There are also many graphical applications, such as MobaXterm and WinSCP under Windows, that use the secure file transfer protocol (sftp) in the background to let you simply drag and drop files between your computer. Most Linux file managers also have this ability built into them and you simply needs to specify the remote path to accessing using the special sftp://<user>@<computer>/<path> URL

Linux file manager sftp URL

You may need to setup your secure shell client with a secure shell key so it can login to graham without using a password for this work. See the Compute Canada documentation wiki for details on how to do this.

Linux and Mac OS X (if you install FUSE for macOS) also have the the ability to splice a remote file system into your local file system using the sshfs command. For example,

[tyson@tux:~]$ mkdir graham
[tyson@tux:~]$ ls graham
[tyson@tux:~]$ sshfs tyson@graham.computecanada.ca:/home/tyson graham
[tyson@tux:~]$ ls graham
flights  flights-downloaded.zip

This is quite powerful as you can then do anything you can do with local files on the remote files. Examples include simply using the standard cp (copy) command to copy them to a local path

[tyson@tux:~]$ cp graham/flights-downloaded.zip .

or even directly edit them in your standard editor. Of course they will take longer to access though as they are actually being transfered back and forth under the hood using the secure shell system. The fusermount command with the -u option un-splices the remote file system

[tyson@tux:~]$ fusermount -u graham
[tyson@tux:~]$ ls graham

Exercises

  1. Transfer some of the .igc files in the flights directory to your computer. Have a look at them in your text editor and view them in the online IGC file viewer. We will be using command lines tools to automate processing of these files shortly.
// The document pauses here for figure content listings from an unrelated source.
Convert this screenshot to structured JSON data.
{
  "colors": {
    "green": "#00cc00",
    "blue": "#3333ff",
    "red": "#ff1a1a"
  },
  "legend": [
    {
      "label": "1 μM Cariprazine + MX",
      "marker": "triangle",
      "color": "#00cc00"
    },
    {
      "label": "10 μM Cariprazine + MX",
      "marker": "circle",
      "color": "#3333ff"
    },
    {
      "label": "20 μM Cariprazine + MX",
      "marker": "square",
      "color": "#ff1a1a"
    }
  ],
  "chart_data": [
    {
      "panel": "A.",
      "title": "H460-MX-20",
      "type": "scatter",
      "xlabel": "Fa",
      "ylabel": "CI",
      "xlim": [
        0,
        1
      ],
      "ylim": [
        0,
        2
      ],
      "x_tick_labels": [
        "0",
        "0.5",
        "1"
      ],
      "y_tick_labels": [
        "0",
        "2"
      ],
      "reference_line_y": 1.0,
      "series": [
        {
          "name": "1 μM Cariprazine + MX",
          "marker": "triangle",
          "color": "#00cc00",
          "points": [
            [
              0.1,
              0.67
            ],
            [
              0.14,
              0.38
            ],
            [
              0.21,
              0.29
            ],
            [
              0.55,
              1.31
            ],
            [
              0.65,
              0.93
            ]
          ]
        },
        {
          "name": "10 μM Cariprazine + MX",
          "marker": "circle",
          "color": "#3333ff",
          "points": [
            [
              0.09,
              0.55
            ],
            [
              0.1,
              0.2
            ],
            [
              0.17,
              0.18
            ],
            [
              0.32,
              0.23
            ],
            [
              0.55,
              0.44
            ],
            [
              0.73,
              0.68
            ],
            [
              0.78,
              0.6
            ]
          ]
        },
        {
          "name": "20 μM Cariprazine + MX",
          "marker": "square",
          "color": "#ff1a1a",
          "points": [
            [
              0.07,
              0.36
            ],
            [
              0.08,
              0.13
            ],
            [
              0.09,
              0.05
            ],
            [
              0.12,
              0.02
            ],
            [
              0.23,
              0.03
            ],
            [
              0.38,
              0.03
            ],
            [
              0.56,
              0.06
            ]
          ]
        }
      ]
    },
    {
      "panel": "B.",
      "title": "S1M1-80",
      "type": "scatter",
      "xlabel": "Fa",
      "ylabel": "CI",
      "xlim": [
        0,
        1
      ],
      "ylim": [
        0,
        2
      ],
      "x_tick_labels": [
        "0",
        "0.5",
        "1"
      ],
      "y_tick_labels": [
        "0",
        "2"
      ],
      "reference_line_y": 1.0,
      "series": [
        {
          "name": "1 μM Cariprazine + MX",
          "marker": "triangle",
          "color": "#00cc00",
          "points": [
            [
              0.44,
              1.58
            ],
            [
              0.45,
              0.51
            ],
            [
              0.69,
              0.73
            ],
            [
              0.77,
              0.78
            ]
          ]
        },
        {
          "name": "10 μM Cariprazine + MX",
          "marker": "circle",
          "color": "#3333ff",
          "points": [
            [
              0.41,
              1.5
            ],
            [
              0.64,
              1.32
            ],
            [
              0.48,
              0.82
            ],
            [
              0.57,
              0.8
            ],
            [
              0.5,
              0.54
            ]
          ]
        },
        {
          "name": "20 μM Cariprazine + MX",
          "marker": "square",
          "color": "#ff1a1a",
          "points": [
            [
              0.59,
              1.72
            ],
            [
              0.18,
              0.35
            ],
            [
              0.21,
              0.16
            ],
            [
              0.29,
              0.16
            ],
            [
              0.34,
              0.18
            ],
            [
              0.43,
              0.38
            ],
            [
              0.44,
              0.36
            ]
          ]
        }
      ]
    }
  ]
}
  2. The rsync command is very useful when working on multiple computers. An example of typical usage might be

    [tyson@tux:~]$ rsync -e ssh -auvP tyson@graham.computecanada.ca:/home/tyson/flights .
    

    Use the rsync manual page to describe what this command does.

  3. What advantage does rsync have over using -r with scp to recursively copies all files and directories?

  4. Would it be easier to automate dragging and dropping new files or running an rsync command for weekly updates?